Por uma Revisão Feminista da Arte

As acusações de assédio sexual que recaem sobre Woody Allen retoma a questão: é possível separar o autor da obra?

Maria Estela Andrade 25 jan 2018, 21:06

Assim como Claire Dederer para o The Paris Review Daily, eu não sei o que fazer quanto a Woody Allen, e escrevo justamente por não saber, para encontrar uma resposta mágica que me permita poder voltar a ver seus filmes sem culpa.

Recentemente, as declarações da filha adotiva do cineasta, Dylan Farrow, a respeito do suposto abuso sexual sofrido na infância, voltaram à mídia impulsionadas pelo alvoroço do movimento Times Up!, reacendendo o debate. Se por um lado, as duas investigações feitas em 1993, quando as primeiras denúncias surgiram, não constataram o crime mas uma possível alienação parental de contra Allen; por outro, é compreensível o descrédito dado a Dylan e Mia por mais de 20 anos pelo simples fato de serem duas mulheres contra um homem numa posição de poder, tampouco o casamento dele com a enteada, Soon Yi Previn, conta a seu favor. Porém, hoje os tempos são outros e a ascensão do feminismo exige uma posição do que foi simplesmente ignorado por Hollywood nos últimos 25 anos, gerando até mesmo declarações de atores e atrizes que dizem ter se arrependido de trabalhar com o diretor.

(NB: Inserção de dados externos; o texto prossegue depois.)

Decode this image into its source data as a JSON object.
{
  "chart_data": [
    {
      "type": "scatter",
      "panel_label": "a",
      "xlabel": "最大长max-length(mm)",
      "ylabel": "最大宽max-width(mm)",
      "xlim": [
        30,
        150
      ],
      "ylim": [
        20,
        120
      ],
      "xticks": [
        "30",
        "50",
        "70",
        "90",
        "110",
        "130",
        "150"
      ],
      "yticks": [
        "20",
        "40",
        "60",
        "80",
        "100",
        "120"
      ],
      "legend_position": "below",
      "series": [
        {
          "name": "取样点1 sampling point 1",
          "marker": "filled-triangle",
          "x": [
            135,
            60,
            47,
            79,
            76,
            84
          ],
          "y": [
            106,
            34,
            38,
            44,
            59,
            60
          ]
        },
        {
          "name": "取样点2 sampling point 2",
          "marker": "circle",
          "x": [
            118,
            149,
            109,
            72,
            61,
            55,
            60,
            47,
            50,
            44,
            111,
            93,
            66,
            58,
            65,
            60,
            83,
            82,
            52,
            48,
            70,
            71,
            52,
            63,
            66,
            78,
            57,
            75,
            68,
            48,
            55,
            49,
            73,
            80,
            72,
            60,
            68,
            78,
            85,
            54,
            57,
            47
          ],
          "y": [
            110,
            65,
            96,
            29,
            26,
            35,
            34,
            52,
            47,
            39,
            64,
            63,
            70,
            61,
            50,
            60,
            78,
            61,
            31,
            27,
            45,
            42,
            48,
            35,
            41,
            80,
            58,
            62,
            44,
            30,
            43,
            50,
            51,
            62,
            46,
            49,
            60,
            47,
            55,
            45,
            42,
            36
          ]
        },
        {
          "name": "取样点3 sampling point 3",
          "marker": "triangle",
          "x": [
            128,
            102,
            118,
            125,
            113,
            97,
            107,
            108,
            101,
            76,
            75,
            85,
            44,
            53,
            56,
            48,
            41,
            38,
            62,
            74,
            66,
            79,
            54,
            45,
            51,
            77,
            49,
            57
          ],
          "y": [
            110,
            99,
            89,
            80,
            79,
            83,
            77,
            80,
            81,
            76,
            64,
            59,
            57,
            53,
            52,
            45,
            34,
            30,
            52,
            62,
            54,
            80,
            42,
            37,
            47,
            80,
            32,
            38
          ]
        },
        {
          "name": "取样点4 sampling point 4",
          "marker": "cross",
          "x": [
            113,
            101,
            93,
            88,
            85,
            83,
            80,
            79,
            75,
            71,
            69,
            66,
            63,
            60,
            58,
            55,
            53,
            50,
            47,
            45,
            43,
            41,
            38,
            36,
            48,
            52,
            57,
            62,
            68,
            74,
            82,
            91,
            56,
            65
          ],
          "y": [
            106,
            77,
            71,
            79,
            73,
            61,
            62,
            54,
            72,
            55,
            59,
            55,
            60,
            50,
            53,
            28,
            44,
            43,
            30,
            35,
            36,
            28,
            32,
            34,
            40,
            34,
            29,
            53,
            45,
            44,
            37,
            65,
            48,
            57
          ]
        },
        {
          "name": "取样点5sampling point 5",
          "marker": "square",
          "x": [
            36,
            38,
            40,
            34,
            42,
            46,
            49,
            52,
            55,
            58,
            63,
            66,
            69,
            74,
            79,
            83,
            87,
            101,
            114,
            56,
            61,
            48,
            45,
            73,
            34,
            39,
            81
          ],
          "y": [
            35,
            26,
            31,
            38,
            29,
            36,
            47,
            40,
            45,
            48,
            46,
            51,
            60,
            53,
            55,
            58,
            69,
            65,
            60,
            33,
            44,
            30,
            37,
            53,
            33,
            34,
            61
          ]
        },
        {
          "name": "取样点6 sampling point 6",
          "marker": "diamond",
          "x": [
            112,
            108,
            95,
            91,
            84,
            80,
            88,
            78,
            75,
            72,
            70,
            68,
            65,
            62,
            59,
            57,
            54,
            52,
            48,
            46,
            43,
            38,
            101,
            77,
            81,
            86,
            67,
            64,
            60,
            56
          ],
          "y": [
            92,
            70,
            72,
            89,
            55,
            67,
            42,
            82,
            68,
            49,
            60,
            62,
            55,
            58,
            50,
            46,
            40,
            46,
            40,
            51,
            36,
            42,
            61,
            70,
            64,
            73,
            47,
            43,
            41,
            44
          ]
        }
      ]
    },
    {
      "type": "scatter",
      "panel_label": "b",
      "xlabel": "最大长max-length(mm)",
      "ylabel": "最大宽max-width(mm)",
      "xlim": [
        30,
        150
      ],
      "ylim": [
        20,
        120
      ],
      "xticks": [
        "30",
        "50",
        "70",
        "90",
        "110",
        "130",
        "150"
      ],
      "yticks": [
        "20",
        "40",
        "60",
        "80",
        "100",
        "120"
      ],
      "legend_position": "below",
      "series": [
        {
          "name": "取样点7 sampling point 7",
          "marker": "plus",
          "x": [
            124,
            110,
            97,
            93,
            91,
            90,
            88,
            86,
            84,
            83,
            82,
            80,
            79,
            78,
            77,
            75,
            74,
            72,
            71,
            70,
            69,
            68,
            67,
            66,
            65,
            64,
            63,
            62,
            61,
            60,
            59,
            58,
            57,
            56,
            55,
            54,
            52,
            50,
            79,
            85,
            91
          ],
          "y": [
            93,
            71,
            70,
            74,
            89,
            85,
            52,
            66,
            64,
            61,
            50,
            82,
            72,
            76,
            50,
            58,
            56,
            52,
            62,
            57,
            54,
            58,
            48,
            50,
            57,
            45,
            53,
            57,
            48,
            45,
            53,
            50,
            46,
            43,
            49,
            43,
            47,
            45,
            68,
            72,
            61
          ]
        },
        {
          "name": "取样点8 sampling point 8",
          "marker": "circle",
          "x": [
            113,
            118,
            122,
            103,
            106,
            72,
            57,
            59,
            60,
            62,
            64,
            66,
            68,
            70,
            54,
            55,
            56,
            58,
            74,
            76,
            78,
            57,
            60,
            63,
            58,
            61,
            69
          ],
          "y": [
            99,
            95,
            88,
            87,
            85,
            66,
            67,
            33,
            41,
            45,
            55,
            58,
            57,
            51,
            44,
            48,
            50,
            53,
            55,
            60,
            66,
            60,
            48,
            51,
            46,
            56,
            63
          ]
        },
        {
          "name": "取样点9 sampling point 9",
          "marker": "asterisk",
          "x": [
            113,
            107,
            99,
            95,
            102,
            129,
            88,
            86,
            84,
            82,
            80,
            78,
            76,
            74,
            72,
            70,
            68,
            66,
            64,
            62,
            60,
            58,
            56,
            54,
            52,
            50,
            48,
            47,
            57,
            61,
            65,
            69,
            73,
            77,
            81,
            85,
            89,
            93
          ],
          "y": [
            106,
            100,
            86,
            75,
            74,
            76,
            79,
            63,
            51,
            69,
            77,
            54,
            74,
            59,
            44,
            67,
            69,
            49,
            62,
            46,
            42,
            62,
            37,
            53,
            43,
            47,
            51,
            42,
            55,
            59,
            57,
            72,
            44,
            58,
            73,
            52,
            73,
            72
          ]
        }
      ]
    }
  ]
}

O objetivo aqui não é defender ou condenar Woody Allen, mas trazer de volta a velha questão: é possível separar o autor da obra? Glorificamos artistas cujas obras, sejam elas livros, filmes ou até mesmo teorias, nos fizeram avançar, os chamando de gênios e revolucionários, então, por que insistimos na dissociação quando se trata da denúncia de alguma monstruosidade, principalmente violência de gênero?

Se assumirmos que as vivências cotidianas são constitutivas do trabalho artístico, seria prudente então analisar o trabalho de Allen, Polanski e de tantos outros buscando por indícios alegóricos de violência? Essa busca não subverteria as verdadeiras intenções da arte e a instrumentalizaria?

Ou, ainda, a produção artística não é algo destinado apenas à beleza e pode também nascer do horror? E se isso é possível, seu valor é menor?

Parar de consumir o que é feito por esses homens, assim como em alguns casos nos recusamos a consumir determinadas marcas ou ir a certos lugares, é uma atitude válida e contribui com uma possível mudança estrutural ou é apenas algo a ser feito para nos sentirmos melhores com nós mesmos?

É importante repararmos que às mulheres não é dado nem o direito à monstruosidade, nossa maior transgressão é existirmos fora dos lugares que nos foram delimitados (nem a Leni Riefenstahl é atribuída a responsabilidade por seus célebres documentários nazistas, mas sim a Goebbels e Hitler).

Muitas foram as perguntas feitas a esse respeito ao longo dos séculos sem que se chegasse a respostas definitivas. A importância de movimentos como #MeToo e Time’s Up, mesmo que limitados quando os vemos sob a ótica de um feminismo classista – vai além de seus papéis de denúncia, nos leva a fazer uma revisão da História da Arte, uma em que as mulheres não são limitadas às figuras de musas ou vítimas, mas agem como revolucionárias.